POSTMODERN MORITAT By Beverly Creasey

Some people prefer Shakespeare, some musicals, some light comedy. Some, (that would be me) adore the counterclockwise world of Tom Stoppard and Harold Pinter, theater you have to work at. Imagine my surprise—and delight to discover that the A.R.T.’s multi-media BLUE FLOWER is right up my alley. You can immerse yourself in its wildly imaginative songs and images and still not absorb it all. (I’m hoping to go back to see what I missed the first time.)

This baby boomer grew up in an eccentric Esperanto speaking household with music for mother’s milk and war stories in lieu of fairy tales: In short, the quintessential audience for Ruth and Jim Bauer’s oddly magical cabaret cycle infused with Dada expression, war horrors and neo-Esperanto. The latter Bauer’s Kurt Weill-ish music, which he impishly calls “Sturm und Twang,” owes a bow to ‘60s musicals like HAIR (You can hear a snatch of Let the Sunshine In throughout the Paris Trio) as well as country western rhythms (in John Widgren’s heavenly pedal steel), overlaying the German oom pah pah. (You’ll find many a musical allusion niftily tucked into the songs.) Who would have imagined such a combination would sound so gorgeous?

The stylized acting dovetails perfectly with Ruth Bauer’s angular videography and the sharp edges of her narrative (which follows an artist and his friends back and forth through the madness of two world wars).All the characters bear a resemblance, or are reminiscent of historical figures from the Weimar years–and yet they’re only a shadow of reality.

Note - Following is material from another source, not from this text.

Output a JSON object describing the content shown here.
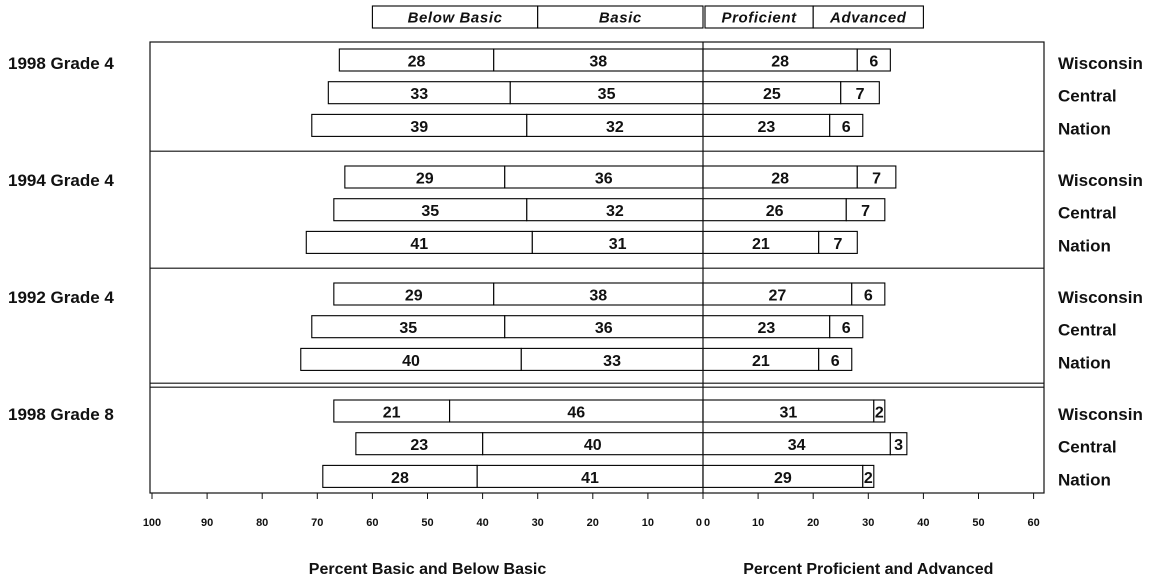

Director Will Pomerantz creates searing images with gestural movement alone (credits, too, to Tom Nelis who also performs the (narrator) role of Fairytale Man), like the agonizing death of a horse in the Franz’s War number. Lucas Kavner gives a powerful performance as the tragic hero whose very soul is disfigured by war while Daniel Jenkins exudes a pitiable, quiet desperation as the artist who glues all their lives together in his collages. The women they love are beautifully portrayed by Teal Wicks and Meghan McGeary. Jenkins and McGeary’s Eyes and Bones song haunts me still and Wicks’ Eiffel Tower is a heartbreaking paean to loss.

I haven’t been so enamored of a work in a long time. You may not make out all the lyrics (I didn’t) but you know nevertheless what BLUE FLOWER is saying about the ravages of war.